Best practice reference table in where clause

Answered Best practice reference table in where clause

  • Tuesday, January 29, 2013 6:30 PM
     
     

    IF I have the following tables:

    CREATE TABLE Company (CompanyID int IDENTITY (0, 1), CompanyName varchar(128))

    CREATE TABLE Relationship (RelationshipID int IDENTITY (0, 1), CompanyID int, RelationshipTypeID int)

    CREATE TABLE RelationshipType (RelationshipTypeID int IDENTITY (0, 1), LongName varchar(32), RelationshipTypeCategoryID)

    CREATE TABLE RelationshipTypeCategory (RelationshipTypeCategoryID in INDENTITY (0, 1), LongName varchar(32))

    The foreign keys are implied.

    Now I write a query (the actual values are immaterial)

    SELECT

    FROM Company c

         INNER JOIN Relationship rel

              ON c.CompanyID = rel.CompanyID

         INNER JOIN RelationshipType rt

              ON rel.RelationshipTypeID = rt.RelationshipTypeID

         INNER JOIN RelationshipTypeCategory rtc

              ON rt.RelationshipTypeCategoryID = rtc.RelationshipTypeCategoryID

    which where clause would you use?

    WHERE rtc.RelationshipTypeCategoryID = 1

                       or

    WHERE rtc.LongName = 'Membership'

    I like the fact the first option prevents silly errors like misspelling but since I work with scripts to load this kind of reference data from dev to qa to production I worry that this surrogate key may not always mean what I think it means and it is also harder to visually decipher (although you can put a comment in with the natural key value).

    I like the second option because it is highly readable but I worry that the business could (but almost certainly won't) require a change to the natural key value.
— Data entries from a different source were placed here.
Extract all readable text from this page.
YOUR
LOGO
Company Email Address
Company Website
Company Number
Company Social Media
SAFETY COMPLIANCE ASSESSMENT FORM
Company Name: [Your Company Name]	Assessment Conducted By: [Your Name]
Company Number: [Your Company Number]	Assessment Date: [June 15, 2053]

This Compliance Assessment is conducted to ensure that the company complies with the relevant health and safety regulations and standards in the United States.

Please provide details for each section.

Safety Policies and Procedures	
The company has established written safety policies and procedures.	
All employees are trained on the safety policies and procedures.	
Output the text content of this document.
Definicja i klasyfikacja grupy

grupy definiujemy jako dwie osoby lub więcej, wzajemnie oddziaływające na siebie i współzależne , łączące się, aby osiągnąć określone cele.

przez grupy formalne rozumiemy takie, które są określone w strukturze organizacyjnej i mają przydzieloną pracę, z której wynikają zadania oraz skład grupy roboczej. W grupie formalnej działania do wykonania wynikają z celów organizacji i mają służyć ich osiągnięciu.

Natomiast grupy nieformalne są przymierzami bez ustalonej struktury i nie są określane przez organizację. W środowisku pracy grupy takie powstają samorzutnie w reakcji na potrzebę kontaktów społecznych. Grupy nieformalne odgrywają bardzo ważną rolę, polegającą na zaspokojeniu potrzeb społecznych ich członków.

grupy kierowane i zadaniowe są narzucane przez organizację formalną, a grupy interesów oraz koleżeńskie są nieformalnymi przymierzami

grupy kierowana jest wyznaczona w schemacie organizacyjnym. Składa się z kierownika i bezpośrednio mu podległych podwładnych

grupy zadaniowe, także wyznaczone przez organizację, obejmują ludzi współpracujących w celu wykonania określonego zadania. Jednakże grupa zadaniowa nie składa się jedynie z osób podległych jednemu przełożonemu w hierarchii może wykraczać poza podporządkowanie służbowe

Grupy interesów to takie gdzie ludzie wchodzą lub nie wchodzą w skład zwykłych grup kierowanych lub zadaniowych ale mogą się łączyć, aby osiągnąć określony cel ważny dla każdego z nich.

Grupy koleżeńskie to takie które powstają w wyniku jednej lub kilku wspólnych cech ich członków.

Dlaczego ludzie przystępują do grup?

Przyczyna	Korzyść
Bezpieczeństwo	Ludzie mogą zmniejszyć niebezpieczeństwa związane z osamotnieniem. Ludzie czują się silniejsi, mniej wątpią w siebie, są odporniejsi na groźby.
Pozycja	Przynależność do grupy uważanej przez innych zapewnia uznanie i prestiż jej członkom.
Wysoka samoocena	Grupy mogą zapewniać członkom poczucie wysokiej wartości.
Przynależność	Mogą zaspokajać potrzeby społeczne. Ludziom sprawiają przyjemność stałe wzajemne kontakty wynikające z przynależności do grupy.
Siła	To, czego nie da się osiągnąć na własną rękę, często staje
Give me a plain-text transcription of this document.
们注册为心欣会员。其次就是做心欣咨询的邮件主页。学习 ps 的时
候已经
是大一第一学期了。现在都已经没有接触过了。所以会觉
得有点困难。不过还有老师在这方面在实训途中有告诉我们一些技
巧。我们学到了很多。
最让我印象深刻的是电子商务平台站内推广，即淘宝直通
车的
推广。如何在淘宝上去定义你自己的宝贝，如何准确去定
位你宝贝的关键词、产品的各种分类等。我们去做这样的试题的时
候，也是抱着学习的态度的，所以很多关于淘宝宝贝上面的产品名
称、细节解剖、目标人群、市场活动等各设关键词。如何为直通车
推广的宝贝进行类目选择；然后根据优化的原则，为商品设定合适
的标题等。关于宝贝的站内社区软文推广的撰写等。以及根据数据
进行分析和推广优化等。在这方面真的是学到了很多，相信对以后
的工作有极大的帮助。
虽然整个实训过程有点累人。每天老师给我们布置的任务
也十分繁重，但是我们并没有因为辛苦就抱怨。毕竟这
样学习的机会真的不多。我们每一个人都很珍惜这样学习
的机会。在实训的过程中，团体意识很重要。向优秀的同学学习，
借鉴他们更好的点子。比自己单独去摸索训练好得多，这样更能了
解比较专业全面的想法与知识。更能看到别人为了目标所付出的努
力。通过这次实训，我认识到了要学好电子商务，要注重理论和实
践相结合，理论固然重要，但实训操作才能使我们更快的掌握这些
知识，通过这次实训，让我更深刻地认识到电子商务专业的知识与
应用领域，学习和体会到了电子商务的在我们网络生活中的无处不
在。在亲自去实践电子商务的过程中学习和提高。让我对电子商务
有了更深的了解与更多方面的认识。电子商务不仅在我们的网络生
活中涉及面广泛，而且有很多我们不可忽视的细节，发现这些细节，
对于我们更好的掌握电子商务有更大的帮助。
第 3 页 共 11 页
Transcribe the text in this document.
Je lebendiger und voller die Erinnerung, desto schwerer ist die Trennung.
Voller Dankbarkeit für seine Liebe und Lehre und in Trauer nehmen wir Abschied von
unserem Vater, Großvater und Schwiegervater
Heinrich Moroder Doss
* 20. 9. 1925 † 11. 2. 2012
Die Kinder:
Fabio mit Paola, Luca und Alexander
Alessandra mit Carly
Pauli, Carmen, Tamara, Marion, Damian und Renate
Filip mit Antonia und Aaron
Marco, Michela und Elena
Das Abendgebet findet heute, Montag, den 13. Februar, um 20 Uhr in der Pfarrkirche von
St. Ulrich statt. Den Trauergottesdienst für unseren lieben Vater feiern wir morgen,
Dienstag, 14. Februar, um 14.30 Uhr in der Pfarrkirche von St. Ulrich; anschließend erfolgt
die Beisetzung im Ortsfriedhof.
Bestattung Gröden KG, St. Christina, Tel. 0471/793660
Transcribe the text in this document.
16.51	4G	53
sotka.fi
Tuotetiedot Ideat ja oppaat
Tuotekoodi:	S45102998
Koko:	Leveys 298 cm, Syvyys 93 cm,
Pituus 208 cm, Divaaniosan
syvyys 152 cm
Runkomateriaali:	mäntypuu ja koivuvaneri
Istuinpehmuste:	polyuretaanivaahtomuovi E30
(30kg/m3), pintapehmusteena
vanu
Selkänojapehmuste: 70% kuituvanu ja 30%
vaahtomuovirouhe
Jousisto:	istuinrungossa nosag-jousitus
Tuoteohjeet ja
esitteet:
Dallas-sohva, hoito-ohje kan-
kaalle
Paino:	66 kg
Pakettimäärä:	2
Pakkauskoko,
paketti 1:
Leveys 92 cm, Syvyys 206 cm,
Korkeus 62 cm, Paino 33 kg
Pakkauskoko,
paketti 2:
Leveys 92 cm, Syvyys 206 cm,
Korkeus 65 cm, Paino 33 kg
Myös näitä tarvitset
    As a dba I can require either method from the programmers when they write stored procedures and such but there is an interesting wrinkle in that we are moving to Entity Framework and the dratted ORM makes my opinion on the matter moot.

    But given just the t-sql aspect, which is better?

All Replies

  • Tuesday, January 29, 2013 6:35 PM
    Moderator
     
     

    >WHERE rtc.LongName = 'Membership'

    I assume the application has  'Membership'.  Therefore the preferred choice. Surrogate PRIMARY KEY should not be exposed to the end user.

    App would have to make an extra query to find out:  rtc.RelationshipTypeCategoryID = 1?

    > business could (but almost certainly won't) require a change to the natural key value.

    That's OK. The application should be programmed to pick up the change automatically. No hard-wiring. App has to be data-driven.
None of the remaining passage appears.